Jewellers in a fix over gold imports

The July-September period has not been an easy quarter for many publicly listed jewellers in India after the Reserve Bank of India (RBI) cracked the whip on burgeoning gold imports and sliding exports. According to industry sources, large jewellers are facing a severe inventory crunch and are left with stocks that would last only till the year-end. On the other side, jewellers’ debt is rising because now they have to pay the cost of gold upfront. Earlier, gold was available on lease.
“There is a severe inventory crunch, no doubt. Some jewellers work with a large inventory bank but others have been caught off-guard by RBI’s norms. They are facing more problems,” said an executive with a top jewellery firm.

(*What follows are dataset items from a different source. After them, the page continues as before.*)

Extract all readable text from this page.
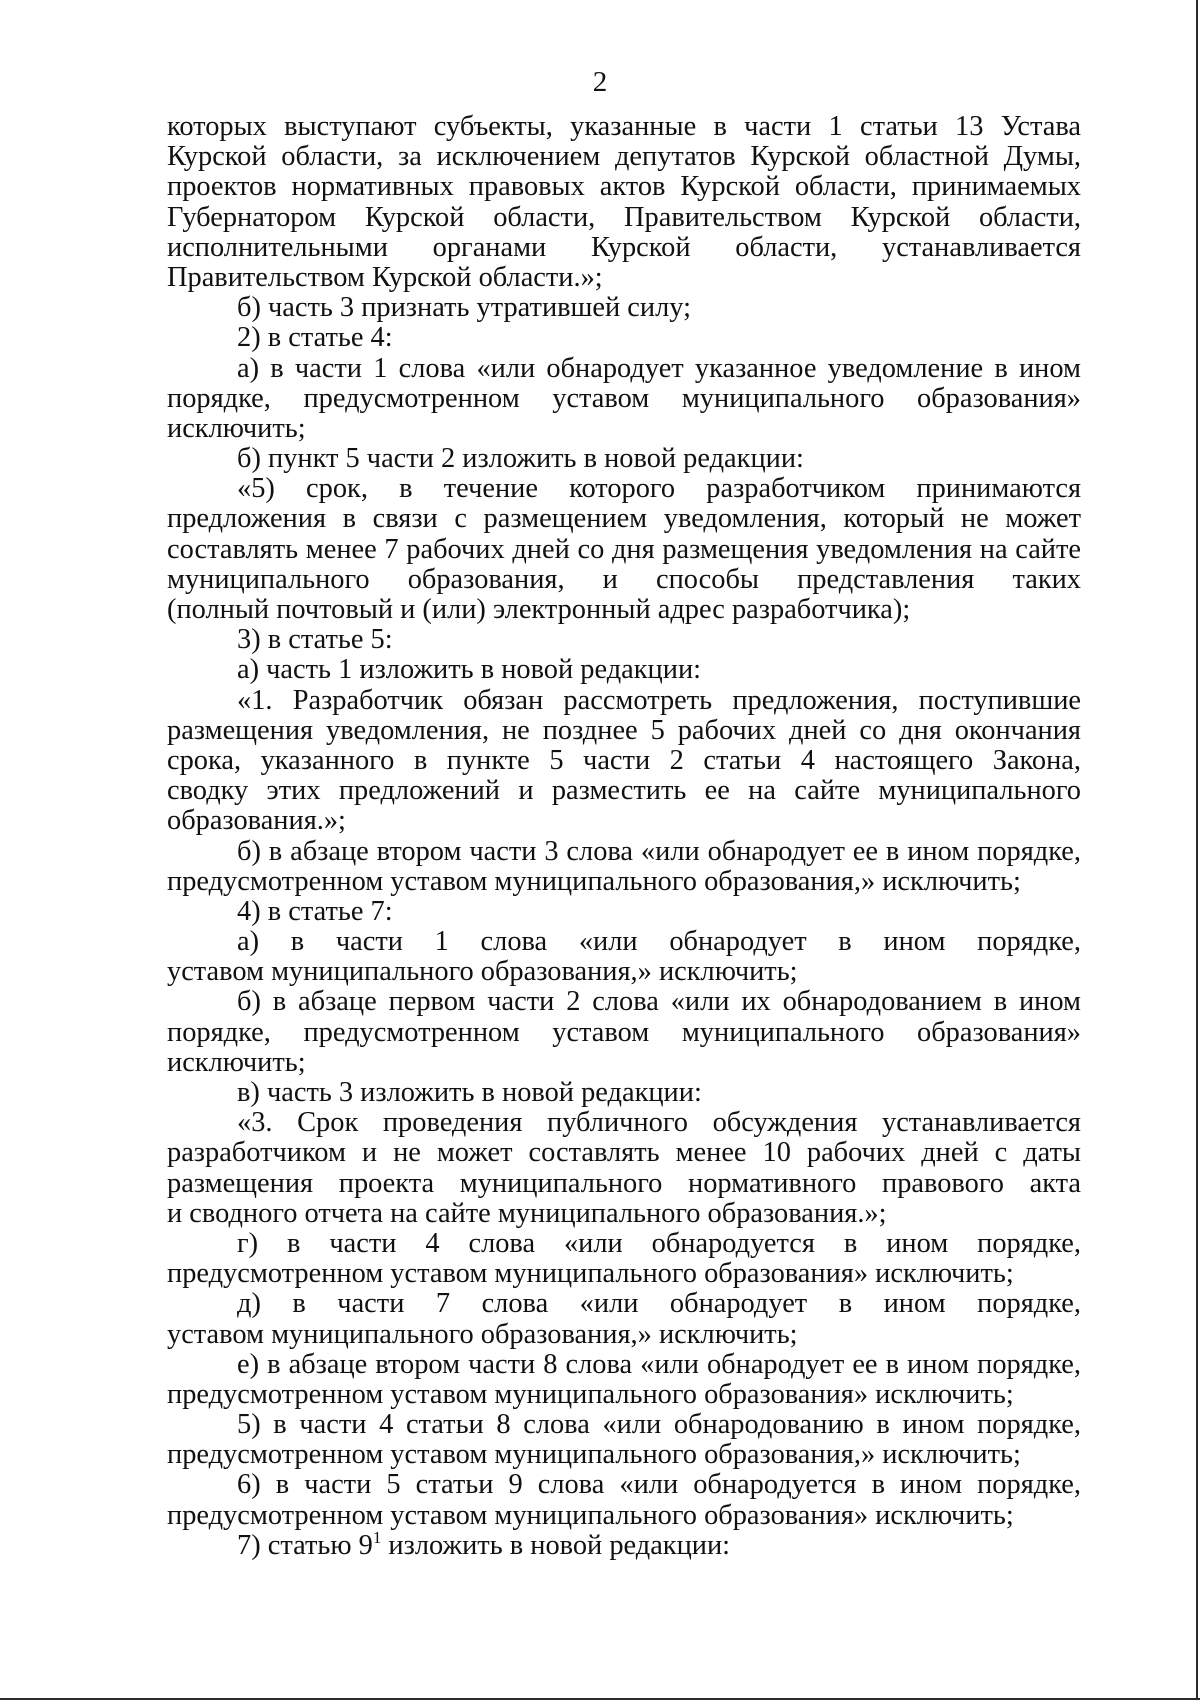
2
которых выступают субъекты, указанные в части 1 статьи 13 Устава
Курской области, за исключением депутатов Курской областной Думы,
проектов нормативных правовых актов Курской области, принимаемых
Губернатором Курской области, Правительством Курской области,
исполнительными органами Курской области, устанавливается
Правительством Курской области.»;
б) часть 3 признать утратившей силу;
2) в статье 4:
а) в части 1 слова «или обнародует указанное уведомление в ином
порядке, предусмотренном уставом муниципального образования»
исключить;
б) пункт 5 части 2 изложить в новой редакции:
«5) срок, в течение которого разработчиком принимаются
предложения в связи с размещением уведомления, который не может
составлять менее 7 рабочих дней со дня размещения уведомления на сайте
муниципального образования, и способы представления таких
(полный почтовый и (или) электронный адрес разработчика);
3) в статье 5:
а) часть 1 изложить в новой редакции:
«1. Разработчик обязан рассмотреть предложения, поступившие
размещения уведомления, не позднее 5 рабочих дней со дня окончания
срока, указанного в пункте 5 части 2 статьи 4 настоящего Закона,
сводку этих предложений и разместить ее на сайте муниципального
образования.»;
б) в абзаце втором части 3 слова «или обнародует ее в ином порядке,
предусмотренном уставом муниципального образования,» исключить;
4) в статье 7:
а) в части 1 слова «или обнародует в ином порядке,
уставом муниципального образования,» исключить;
б) в абзаце первом части 2 слова «или их обнародованием в ином
порядке, предусмотренном уставом муниципального образования»
исключить;
в) часть 3 изложить в новой редакции:
«3. Срок проведения публичного обсуждения устанавливается
разработчиком и не может составлять менее 10 рабочих дней с даты
размещения проекта муниципального нормативного правового акта
и сводного отчета на сайте муниципального образования.»;
г) в части 4 слова «или обнародуется в ином порядке,
предусмотренном уставом муниципального образования» исключить;
д) в части 7 слова «или обнародует в ином порядке,
уставом муниципального образования,» исключить;
е) в абзаце втором части 8 слова «или обнародует ее в ином порядке,
предусмотренном уставом муниципального образования» исключить;
5) в части 4 статьи 8 слова «или обнародованию в ином порядке,
предусмотренном уставом муниципального образования,» исключить;
6) в части 5 статьи 9 слова «или обнародуется в ином порядке,
предусмотренном уставом муниципального образования» исключить;
7) статью $9^1$ изложить в новой редакции:
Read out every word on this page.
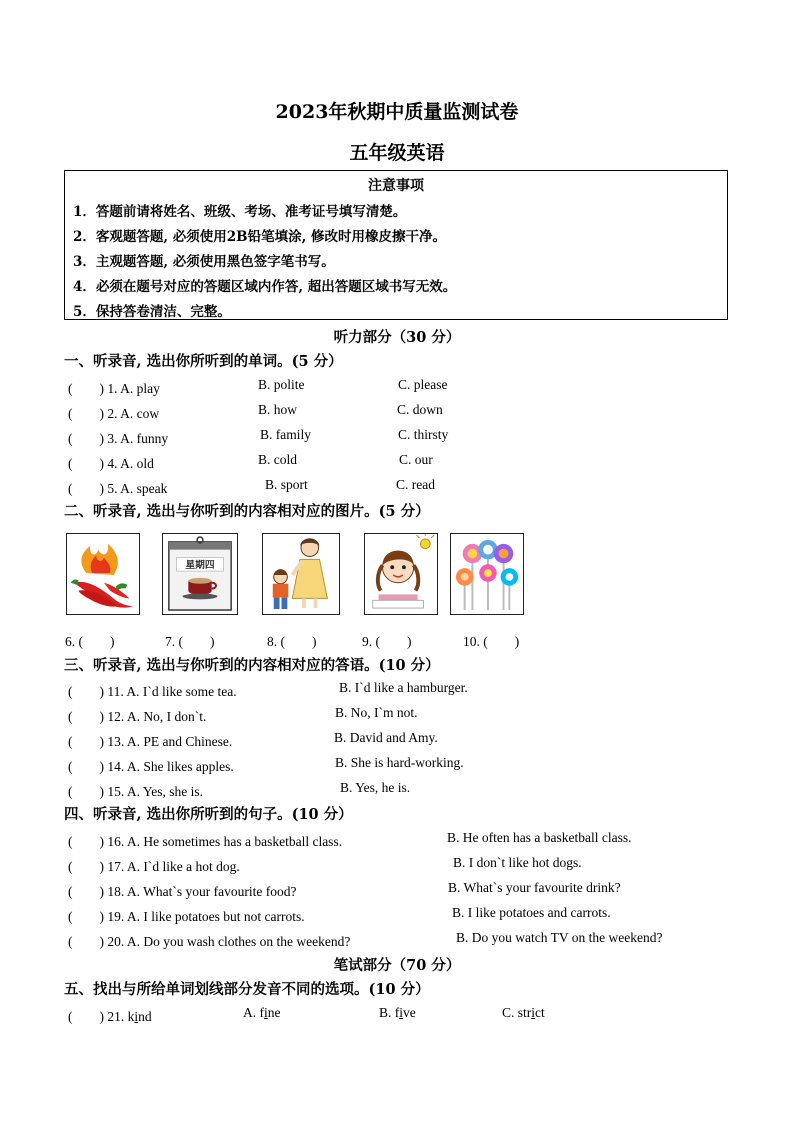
2023年秋期中质量监测试卷
五年级英语
注意事项
1．答题前请将姓名、班级、考场、准考证号填写清楚。
2．客观题答题, 必须使用2B铅笔填涂, 修改时用橡皮擦干净。
3．主观题答题, 必须使用黑色签字笔书写。
4．必须在题号对应的答题区域内作答, 超出答题区域书写无效。
5．保持答卷清洁、完整。
听力部分（30 分）
一、听录音, 选出你所听到的单词。(5 分）
(　　) 1. A. play	B. polite	C. please
(　　) 2. A. cow	B. how	C. down
(　　) 3. A. funny	B. family	C. thirsty
(　　) 4. A. old	B. cold	C. our
(　　) 5. A. speak	B. sport	C. read
二、听录音, 选出与你听到的内容相对应的图片。(5 分）
星期四
6. (　　)	7. (　　)	8. (　　)	9. (　　)	10. (　　)
三、听录音, 选出与你听到的内容相对应的答语。(10 分）
(　　) 11. A. I`d like some tea.	B. I`d like a hamburger.
(　　) 12. A. No, I don`t.	B. No, I`m not.
(　　) 13. A. PE and Chinese.	B. David and Amy.
(　　) 14. A. She likes apples.	B. She is hard-working.
(　　) 15. A. Yes, she is.	B. Yes, he is.
四、听录音, 选出你所听到的句子。(10 分）
(　　) 16. A. He sometimes has a basketball class.	B. He often has a basketball class.
(　　) 17. A. I`d like a hot dog.	B. I don`t like hot dogs.
(　　) 18. A. What`s your favourite food?	B. What`s your favourite drink?
(　　) 19. A. I like potatoes but not carrots.	B. I like potatoes and carrots.
(　　) 20. A. Do you wash clothes on the weekend?	B. Do you watch TV on the weekend?
笔试部分（70 分）
五、找出与所给单词划线部分发音不同的选项。(10 分）
(　　) 21. kind	A. fine	B. five	C. strict
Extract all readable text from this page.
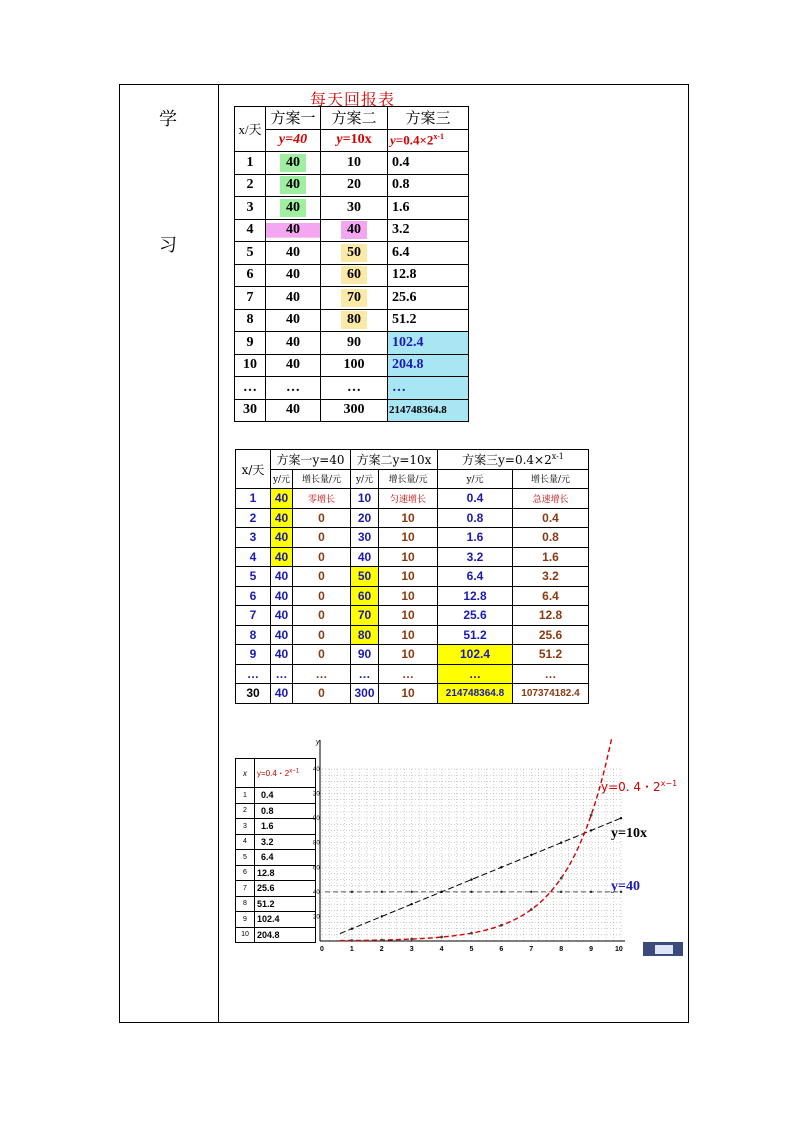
学
习
每天回报表
x/天	方案一	方案二	方案三
	y=40	y=10x	$y=0.4\times 2^{x-1}$
1	40	10	0.4
2	40	20	0.8
3	40	30	1.6
4	40	40	3.2
5	40	50	6.4
6	40	60	12.8
7	40	70	25.6
8	40	80	51.2
9	40	90	102.4
10	40	100	204.8
…	…	…	…
30	40	300	214748364.8
x/天	方案一y=40		方案二y=10x		方案三$y=0.4\times 2^{x-1}$
	y/元	增长量/元	y/元	增长量/元	y/元	增长量/元
1	40	零增长	10	匀速增长	0.4	急速增长
2	40	0	20	10	0.8	0.4
3	40	0	30	10	1.6	0.8
4	40	0	40	10	3.2	1.6
5	40	0	50	10	6.4	3.2
6	40	0	60	10	12.8	6.4
7	40	0	70	10	25.6	12.8
8	40	0	80	10	51.2	25.6
9	40	0	90	10	102.4	51.2
…	…	…	…	…	…	…
30	40	0	300	10	214748364.8	107374182.4
x	y=0.4・$2^{x-1}$
1	0.4
2	0.8
3	1.6
4	3.2
5	6.4
6	12.8
7	25.6
8	51.2
9	102.4
10	204.8
y
0	1	2	3	4	5	6	7	8	9	10
20
40
60
80
00
20
40
y=10x
y=40
y=0. 4・$2^{x-1}$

Titan Co Ltd recently said it has only procured for gold requirement until November. Another jeweller, which did not wish to be named, said it had procured its requirement only until December. Almost all jewellers, including Tribhovandas Bhimji Zaveri Ltd, Gitanjali Gems Ltd and PC Jewellers Ltd, rely on imports for the jewellery they sell in the country and export to international markets. Titan has the licence to directly import up to 10 tons, but that is not the case with most others.
According to RBI’s norms, 80 per cent of the import has to be for domestic use, while 20 per cent is to be used for exports.
“The industry is facing several issues in the domestic market and 80:20 norm of the RBI makes it very difficult for domestic players to correlate with the international market, in addition to satisfying Indian demand, which is very high.. imports have comes down drastically,” said Haresh Soni, chairman of the All India Gems & Jewellery Trade Federation (GJF).
From June to October, total gold import was 125 tons, compared with 304 tons in April and May. GJF will write to the finance minister, urging a reduction in import duties, which is currently at 10 per cent, as it causes the grey market to ‘flourish’. It will also urge the minister to lift the restrictions on gold loans. According to experts, RBI will relax its norms within the next six months after the current account deficit is contained.
Rising debt
Not only has the procurement of gold requirement led to a tight situation, but it has also driven companies into major debt, especially after RBI said importers should make an upfront payment in cash for their imports. For instance, Titan, which started the year with zero debt, has ` 950 crore debt as of end-October. The company uses a little over 20 tons of gold in a year.
PC Jewellers’ balance sheet showed a 100 per cent increase in short-term borrowings to ` 438 crore at in September from ` 230 crore in March. Mumbai-based Tara Jewellers has seen a fall in net profit – from ` 24.4 crore in the September quarter last year to ` 22.7 crore this time. That the company has had to buy gold with upfront cash payment has increased the finance cost, leading to a fall in profit.
Tara Jewellers’ chairman and managing director Rajeev Sheth said: “In view of the stringent gold supply policy, the company is redirecting its approach for the domestic market.” The firm owns 50 stores; it is reviewing the policy of owning its retail stores.
The high cost of importing the yellow metal has also resulted in a rise in illicit gold entering the country. Smaller, local jewellers procure the illicit material at seven-eight per cent lower rates and pass on the discount to their consumers. Analysts say bigger jewellers who buy some of their jewellery from third-party manufacturers may be actually selling some of this gold at their stores as they have no control over the gold procured by these third parties. According to GJF estimates, the purchase of the gold coins and bars dropped 80 per cent in the Diwali season, while that of jewellery fell 25-30 per cent, against the backdrop of lower prices by smaller jewellers and a general slowdown in discretionary spending.